Livre

10 livres à emporter à la plage

Par La Rédaction · Le Journal des Arts

Le 20 juillet 2024 - 1972 mots

La rédaction a sélectionné pour l’été des récits et romans dont héros et intrigues sont puisés dans l’art… ainsi que quelques essais pour les plus studieux de nos lecteurs.

Livres au bord de mer. CC0 Domaine public
Livres au bord de mer.
L’Égypte antique fantasmée
Jean-Loïc Le Quellec, Nos ancêtres les pharaons, Cinq siècles d’illusion sur l’Égypte ancienne, Éditions du Détour, Bordeaux, 280 p
Jean-Loïc Le Quellec, Nos ancêtres les pharaons, Cinq siècles d’illusion sur l’Égypte ancienne, 280 p.
© Éditions du Détour, Bordeaux

Essai. Des pyramides-antennes à Gizeh conduisant l’électricité dans la vallée du Nil ? Cette déclaration farfelue en avril 2023 du rappeur Gims a déclenché chez les internautes moqueries, soutiens inattendus et entreprises de démystification. L’anthropologue spécialiste des peintures rupestres sahariennes Jean-Loïc Le Quellec ne s’est pas arrêté à ce « bad buzz ». Dans Nos ancêtres les pharaons, le chercheur émérite du CNRS replace l’interview de Gims dans le contexte de la longue histoire de l’appropriation idéologique dont l’Égypte antique a été l’objet. L’enquête détaillée nous emmène loin des bords du Nil, en Australie comme au Pérou où des « archéologues romantiques » ont voulu voir dans des moulages, dans des souvenirs de voyages ou dans des vestiges étrangers à l’Égypte la trace d’une civilisation qui se serait étendue aux cinq continents. Si l’anthropologue manie l’humour pour présenter cette Égypte fantasmée, la démonstration dépasse toutefois la simple recension de délires scientifiques : derrière ces réappropriations, on rencontre des « racialistes » du XIXe siècle, le cofondateur du parti nazi américain ou le militant panafricaniste dévoyé Kémi Seba.

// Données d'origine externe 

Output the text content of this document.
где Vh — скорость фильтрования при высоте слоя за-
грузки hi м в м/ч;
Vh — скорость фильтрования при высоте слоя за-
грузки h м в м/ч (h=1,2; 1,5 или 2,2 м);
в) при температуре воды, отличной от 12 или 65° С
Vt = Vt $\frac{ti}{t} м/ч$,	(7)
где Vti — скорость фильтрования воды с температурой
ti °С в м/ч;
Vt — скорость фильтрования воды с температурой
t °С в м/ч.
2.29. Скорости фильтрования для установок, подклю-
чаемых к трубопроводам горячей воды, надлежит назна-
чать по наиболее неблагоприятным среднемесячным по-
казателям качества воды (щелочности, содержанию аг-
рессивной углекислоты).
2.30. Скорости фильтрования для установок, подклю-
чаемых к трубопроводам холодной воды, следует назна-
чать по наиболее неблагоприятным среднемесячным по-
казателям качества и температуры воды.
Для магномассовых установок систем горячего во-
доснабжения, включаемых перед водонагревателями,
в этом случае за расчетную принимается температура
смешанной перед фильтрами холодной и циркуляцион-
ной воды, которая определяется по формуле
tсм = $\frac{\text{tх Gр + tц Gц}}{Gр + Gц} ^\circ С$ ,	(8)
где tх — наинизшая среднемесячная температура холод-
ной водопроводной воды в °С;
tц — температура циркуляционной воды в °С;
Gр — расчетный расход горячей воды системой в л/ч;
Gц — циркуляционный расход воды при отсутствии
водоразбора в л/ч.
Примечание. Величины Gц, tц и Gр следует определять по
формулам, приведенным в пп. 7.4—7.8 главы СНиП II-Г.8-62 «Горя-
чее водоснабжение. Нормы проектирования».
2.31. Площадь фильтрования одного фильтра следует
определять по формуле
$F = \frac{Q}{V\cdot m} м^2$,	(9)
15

Jean-Loïc Le Quellec, Nos ancêtres les pharaons, Cinq siècles d’illusion sur l’Égypte ancienne, Éditions du Détour, Bordeaux, 280 p, 22,90 €.

Sindbad Hammache
Profession fabricant d’antiquités
Olivier Griette, Le Faussaire du Caire, éd. Transboréal, 254 p. 12,90 €
Olivier Griette, Le Faussaire du Caire, 254 p.
© éd. Transboréal

Roman.« Au Soleil-Levant – Fabricant d’antiquités » : voilà une enseigne qui n’est guère commune ! Stapleton, employé modèle de l’agence Thomas Cook, n’en revient pas. Nous sommes dans les années 1920, époque où des flots de touristes viennent visiter la vallée du Nil dont ils espèrent rapporter en Europe un souvenir antique. Certes, le gérant de la boutique – un dénommé « George » – n’est alors pas le premier à « fabriquer » des antiquités. Mais il est bien le seul à oser l’afficher. Rapidement, une amitié se noue entre ce fascinant faussaire et l’employé de l’agence de voyages. Elle donne lieu au récit de la vie rocambolesque de George, singulier génie fournissant non seulement les particuliers, les collectionneurs et les riches voyageurs, mais aussi les émissaires des grands musées internationaux en quête d’une pièce exceptionnelle… Un roman prenant et documenté, pour les amoureux de l’Égypte comme pour les philosophes qui s’interrogent sur le statut des copies qui ressemblent à s’y méprendre à des œuvres originales…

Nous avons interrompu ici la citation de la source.